New Delhi, Aug 30: As India aggressively pushes the local industry to increase its share in the global supply chain and cut a larger share of the trade pie, industry body CII has suggested the government to avoid raising tariffs.

It has said that tariffs should not be raised at least in sectors where cross-border Global Value Chains (GVCs) operate.

GVC refers to cross-border production aimed at minimising the cost by sourcing inputs from countries where they are available at most competitive rates.

Post-pandemic, many manufacturing giants are working on China Plus One strategy to avoid supply chain disruptions. India has been trying to woo such companies to locate their production units in the country by offering several concessions.

The CII, along with Exim Bank, is preparing a report on enhancing exports through integration into GVCs.
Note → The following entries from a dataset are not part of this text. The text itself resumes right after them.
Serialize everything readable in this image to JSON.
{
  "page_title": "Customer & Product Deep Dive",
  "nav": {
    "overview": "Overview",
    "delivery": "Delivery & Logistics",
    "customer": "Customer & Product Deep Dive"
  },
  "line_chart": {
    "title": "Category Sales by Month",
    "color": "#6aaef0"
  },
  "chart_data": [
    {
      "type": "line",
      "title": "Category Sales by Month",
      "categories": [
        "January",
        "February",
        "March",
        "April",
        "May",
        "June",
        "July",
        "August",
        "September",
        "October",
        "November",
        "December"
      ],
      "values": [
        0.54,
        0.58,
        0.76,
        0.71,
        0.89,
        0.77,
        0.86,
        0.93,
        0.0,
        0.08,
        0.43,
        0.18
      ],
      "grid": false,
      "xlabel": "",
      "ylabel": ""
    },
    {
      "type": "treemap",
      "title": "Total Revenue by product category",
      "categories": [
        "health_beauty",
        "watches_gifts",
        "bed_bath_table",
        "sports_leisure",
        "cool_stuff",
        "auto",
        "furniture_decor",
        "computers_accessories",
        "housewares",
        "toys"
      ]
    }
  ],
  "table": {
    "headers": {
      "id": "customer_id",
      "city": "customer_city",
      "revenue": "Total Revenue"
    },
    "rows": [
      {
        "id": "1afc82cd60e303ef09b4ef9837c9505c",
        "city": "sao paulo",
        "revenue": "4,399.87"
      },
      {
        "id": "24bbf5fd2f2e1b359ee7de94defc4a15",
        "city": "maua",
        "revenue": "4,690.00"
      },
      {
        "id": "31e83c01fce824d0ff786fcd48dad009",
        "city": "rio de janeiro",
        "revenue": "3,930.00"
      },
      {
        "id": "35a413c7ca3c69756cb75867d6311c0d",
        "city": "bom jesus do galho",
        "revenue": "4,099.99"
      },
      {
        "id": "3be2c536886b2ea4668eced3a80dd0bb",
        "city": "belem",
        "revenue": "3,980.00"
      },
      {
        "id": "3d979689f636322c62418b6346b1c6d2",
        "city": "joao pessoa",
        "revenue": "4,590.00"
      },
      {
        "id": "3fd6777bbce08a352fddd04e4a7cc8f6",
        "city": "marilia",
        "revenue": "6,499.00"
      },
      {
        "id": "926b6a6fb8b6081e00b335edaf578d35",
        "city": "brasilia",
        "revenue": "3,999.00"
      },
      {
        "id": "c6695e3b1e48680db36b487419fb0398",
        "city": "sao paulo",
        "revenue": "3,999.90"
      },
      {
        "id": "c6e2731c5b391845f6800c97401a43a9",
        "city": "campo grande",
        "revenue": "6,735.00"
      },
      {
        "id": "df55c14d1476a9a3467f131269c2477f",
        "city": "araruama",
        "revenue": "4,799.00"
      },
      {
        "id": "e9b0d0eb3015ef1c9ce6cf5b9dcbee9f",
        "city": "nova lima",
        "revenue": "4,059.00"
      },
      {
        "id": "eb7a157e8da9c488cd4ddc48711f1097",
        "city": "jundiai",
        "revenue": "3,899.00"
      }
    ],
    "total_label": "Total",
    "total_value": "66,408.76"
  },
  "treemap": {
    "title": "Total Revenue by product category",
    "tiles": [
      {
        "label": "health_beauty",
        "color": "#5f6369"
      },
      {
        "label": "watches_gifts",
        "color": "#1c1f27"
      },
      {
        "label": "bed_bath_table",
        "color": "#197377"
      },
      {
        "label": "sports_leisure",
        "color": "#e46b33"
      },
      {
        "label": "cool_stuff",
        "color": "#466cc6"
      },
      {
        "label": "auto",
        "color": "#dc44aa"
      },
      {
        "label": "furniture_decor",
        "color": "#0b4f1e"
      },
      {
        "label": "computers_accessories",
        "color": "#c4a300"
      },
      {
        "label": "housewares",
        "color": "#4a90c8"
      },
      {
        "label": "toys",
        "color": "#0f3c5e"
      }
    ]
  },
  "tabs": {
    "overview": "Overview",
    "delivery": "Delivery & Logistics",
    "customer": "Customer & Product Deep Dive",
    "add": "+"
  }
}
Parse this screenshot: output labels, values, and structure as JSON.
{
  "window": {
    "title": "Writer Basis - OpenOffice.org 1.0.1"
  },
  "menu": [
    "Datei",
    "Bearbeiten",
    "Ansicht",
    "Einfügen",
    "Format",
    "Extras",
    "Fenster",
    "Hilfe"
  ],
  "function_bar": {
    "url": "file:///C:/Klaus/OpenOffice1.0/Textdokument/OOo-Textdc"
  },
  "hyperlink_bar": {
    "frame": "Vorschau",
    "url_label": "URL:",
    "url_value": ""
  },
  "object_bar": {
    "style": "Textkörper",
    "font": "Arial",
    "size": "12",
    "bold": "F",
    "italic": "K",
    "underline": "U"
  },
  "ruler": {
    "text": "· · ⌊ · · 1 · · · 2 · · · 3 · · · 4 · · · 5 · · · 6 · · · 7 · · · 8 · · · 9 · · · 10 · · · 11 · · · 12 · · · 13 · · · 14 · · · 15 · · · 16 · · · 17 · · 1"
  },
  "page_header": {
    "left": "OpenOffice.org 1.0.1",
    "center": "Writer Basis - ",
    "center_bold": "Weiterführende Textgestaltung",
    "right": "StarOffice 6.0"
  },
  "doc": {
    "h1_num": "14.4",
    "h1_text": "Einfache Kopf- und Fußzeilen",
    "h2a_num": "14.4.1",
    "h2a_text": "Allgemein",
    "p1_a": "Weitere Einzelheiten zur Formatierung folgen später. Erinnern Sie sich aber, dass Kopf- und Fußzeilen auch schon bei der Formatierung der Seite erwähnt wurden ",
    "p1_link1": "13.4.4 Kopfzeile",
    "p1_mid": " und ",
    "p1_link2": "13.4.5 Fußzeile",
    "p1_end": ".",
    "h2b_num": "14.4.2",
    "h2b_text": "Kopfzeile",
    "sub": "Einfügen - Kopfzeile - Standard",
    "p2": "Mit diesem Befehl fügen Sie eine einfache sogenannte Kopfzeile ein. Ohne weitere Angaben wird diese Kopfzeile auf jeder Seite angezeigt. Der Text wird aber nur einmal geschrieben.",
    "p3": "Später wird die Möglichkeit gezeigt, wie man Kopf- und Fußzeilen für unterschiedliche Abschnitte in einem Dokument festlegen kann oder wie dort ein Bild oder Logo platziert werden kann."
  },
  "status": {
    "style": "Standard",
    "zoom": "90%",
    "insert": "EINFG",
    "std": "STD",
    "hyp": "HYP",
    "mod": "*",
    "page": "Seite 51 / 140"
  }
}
In a presentation to Commerce and Industry Minister Piyush Goyal, the industry body has suggested to negotiate and operationalise Free Trade Agreements (FTAs) with major economies to develop strong value chains between FTA partners.

Among the measures to boost trade, it has called for designing a single Customs portal covering complete information related to imports and exports.

Seeking to cut delays and litigations, the industry grouping has recommended to make the facility of advance ruling broad-based so that a trader can get a binding ruling in advance about the tax policy of the consignment.

The CII has also urged the government to make the preferential trade data publicly available so that industry can analyse and strategise their growth plans.

“Strengthen technical regulations regime and supporting institutions to enable India pursue MRAs (Mutual recognition Agreements) or harmonize standards with industrialised countries,” the industry body has suggested.

The set of recommendations came in response to government seeking inputs from industry to boost exports from the country and achieve US$ 400 billion target in the current financial year.